El miércoles 10 de agosto, cuando Asturias despertó con la noticia del saqueo, el sentimiento de pérdida arañaba más el corazón, que los bolsillos. ¿Qué sería entonces de la imagen de marca de una región que, como muchas en la época, empezaba a olfatear su identidad autonómica y al tiempo ya había perdido el icono diferencial que, andando el tiempo, en 1990, enarbolaría en su bandera oficial? ¿Y en este robo simbólico se había mutilado sólo la raíz de Asturias? Con la retórica de la época, impregnada de la fanfarria lingüística del franquismo, el arqueólogo y periodista José María Fernández Buelta, ex secretario general de Patronato de Reconstrucción de la Cámara Santa, enviaba este telegrama al ministro de Educación: "Excelentísimo Ministro de Educación. Ministerio. Madrid. Con sevicia horrenda fueron revueltas las entrañas maternales de la historia de la unidad de la Patria. Los astures lloraremos apiñados espiritualmente alrededor del primer estandarte de España; la cruz de roble de Pelayo, que es la misma que la Cruz de la Victoria. ¡Viva Asturias! ¡Viva toda España!".

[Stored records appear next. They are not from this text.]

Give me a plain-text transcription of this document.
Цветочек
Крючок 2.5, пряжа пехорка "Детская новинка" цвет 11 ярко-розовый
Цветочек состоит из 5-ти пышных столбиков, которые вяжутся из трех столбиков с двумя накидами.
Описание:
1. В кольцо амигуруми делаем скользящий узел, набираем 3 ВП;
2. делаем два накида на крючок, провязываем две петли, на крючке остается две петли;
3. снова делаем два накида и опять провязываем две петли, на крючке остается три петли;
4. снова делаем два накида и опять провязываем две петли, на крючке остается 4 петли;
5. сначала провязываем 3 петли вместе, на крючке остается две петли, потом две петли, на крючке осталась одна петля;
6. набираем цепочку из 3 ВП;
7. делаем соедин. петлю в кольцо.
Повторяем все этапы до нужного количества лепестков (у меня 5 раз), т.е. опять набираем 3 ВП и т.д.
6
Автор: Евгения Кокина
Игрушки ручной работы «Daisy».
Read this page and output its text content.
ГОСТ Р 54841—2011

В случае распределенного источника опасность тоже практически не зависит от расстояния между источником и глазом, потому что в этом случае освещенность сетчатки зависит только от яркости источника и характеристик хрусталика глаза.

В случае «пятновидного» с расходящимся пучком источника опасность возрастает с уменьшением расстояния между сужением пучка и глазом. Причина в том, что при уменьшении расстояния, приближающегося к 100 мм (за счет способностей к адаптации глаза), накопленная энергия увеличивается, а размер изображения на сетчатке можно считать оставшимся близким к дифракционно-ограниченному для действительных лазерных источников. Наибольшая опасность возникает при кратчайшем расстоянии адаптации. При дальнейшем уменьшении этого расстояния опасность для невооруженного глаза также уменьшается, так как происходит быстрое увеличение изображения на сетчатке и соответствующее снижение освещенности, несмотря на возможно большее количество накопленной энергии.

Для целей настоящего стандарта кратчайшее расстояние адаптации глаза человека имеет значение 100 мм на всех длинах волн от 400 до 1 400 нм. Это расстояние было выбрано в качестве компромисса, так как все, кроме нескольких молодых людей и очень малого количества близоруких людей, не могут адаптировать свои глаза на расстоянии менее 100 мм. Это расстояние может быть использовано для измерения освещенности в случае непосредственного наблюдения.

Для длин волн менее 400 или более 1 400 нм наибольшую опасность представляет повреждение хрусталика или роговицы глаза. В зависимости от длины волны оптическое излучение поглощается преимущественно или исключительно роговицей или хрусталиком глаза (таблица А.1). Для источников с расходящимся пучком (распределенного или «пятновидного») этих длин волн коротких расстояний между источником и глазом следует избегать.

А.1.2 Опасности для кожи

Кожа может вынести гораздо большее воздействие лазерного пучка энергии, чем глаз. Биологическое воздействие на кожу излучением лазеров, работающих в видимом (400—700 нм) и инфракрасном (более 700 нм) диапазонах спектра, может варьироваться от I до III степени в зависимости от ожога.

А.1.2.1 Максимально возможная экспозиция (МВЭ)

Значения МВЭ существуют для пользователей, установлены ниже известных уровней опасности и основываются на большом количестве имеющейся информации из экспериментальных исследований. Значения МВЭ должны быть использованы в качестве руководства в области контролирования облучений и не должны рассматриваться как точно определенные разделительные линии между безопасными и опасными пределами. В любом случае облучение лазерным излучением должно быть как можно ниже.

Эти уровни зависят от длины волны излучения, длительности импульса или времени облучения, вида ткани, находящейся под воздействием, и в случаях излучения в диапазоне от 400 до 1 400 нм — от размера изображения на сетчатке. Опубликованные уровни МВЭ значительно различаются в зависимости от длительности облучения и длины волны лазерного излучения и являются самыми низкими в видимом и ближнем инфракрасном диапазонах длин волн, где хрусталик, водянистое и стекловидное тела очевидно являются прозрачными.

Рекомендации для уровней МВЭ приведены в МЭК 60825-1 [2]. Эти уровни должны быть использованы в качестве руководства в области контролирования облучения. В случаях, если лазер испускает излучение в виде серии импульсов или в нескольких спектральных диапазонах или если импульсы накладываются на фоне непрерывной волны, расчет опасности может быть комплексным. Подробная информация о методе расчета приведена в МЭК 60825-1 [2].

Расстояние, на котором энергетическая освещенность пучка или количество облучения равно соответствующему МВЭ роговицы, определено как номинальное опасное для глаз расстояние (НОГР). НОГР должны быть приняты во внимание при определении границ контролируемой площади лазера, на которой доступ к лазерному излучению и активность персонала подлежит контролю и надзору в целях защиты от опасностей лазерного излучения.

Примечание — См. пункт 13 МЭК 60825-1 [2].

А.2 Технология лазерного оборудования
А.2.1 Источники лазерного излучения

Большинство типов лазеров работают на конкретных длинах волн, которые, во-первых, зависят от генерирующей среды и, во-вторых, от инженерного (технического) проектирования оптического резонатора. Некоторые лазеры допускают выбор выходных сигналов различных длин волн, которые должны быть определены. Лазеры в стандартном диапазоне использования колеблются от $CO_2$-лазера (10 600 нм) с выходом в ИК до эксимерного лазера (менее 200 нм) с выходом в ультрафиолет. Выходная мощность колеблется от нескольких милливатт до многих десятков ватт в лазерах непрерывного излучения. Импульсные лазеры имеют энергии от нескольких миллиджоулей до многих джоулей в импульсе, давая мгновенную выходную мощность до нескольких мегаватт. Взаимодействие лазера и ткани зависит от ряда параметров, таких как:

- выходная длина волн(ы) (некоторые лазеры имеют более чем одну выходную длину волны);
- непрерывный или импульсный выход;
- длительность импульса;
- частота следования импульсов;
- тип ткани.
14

Es muy posible que, en aquellos días, muchos asturianos no sangrasen tanto y estuvieran más preocupados por el alcance y rumbo de la Transición, o de las huelgas del transporte y la hostelería que en esos días se desarrollaban. Pero también es verdad que prendió la crítica por el escaso cuidado y protección que hasta entonces tenía el tesoro catedralicio y que los asturianos salieron a la calle para exigir su recuperación y preservación. Entre 4.000 y 6.000 personas recorrieron Oviedo el 18 de agosto en una manifestación convocada por la Plataforma para la Defensa del Patrimonio Cultural y Artístico constituida a tal efecto. Ramón Cavanilles, presidente de la Asociación de Amigos de la Catedral, leyó el comunicado. Dijo que lo que se había destruido era "la entraña misma de la asturianía, reflejada en unas joyas hechas en Asturias en el periodo en el que el genio asturiano alcanzó su plenitud". Dijo, y debía ser porque la autonomía estaba cociéndose, que las joyas habían nacido "cuando Asturias dejó de ser un conglomerado de tribus para formar un verdadero estado". Dijo Cavanilles que tras aquel glorioso momento se inició "la decadencia del país (léase Asturias), que ya no volverá a dar pruebas de su espíritu creador a lo largo del último milenio". Era por tanto el momento de "alzarse" contra un declive secular. De paso, se reclamó "el derecho de autogobierno que piden los demás pueblos del Estado español" y luego, obviamente, se cantó el "Asturias, patria querida", que aún no era el "himnu cimeru", como escribe Gracia Noriega. Aquel acto fue la primera y la última vez que los asturianos se movilizaron de forma masiva en defensa del patrimonio Prerrománico, su gran hecho diferencial. Desde el punto de vista político, la protesta también fue una rareza. En sus memorias de la Transición, publicadas en este periódico, Gracia Noriega subraya que fue el primer acto público en el que convergieron las más variadas fuerzas políticas. "Los de Falange llevaban la bandera más grande que encontraron, pero, sobre todo, abundaban las banderas rojas y hasta alguna ikurriña", escribe el autor llanisco. Nadie como él ha descrito la paradójica, y hasta cómica, fuerza de los símbolos ultrajados: "Aquel acto parecía una imaginación de Chesterton: ante una Catedral gótica ondeaban banderas rojas como protesta por el robo de unas cruces". Así es Asturias.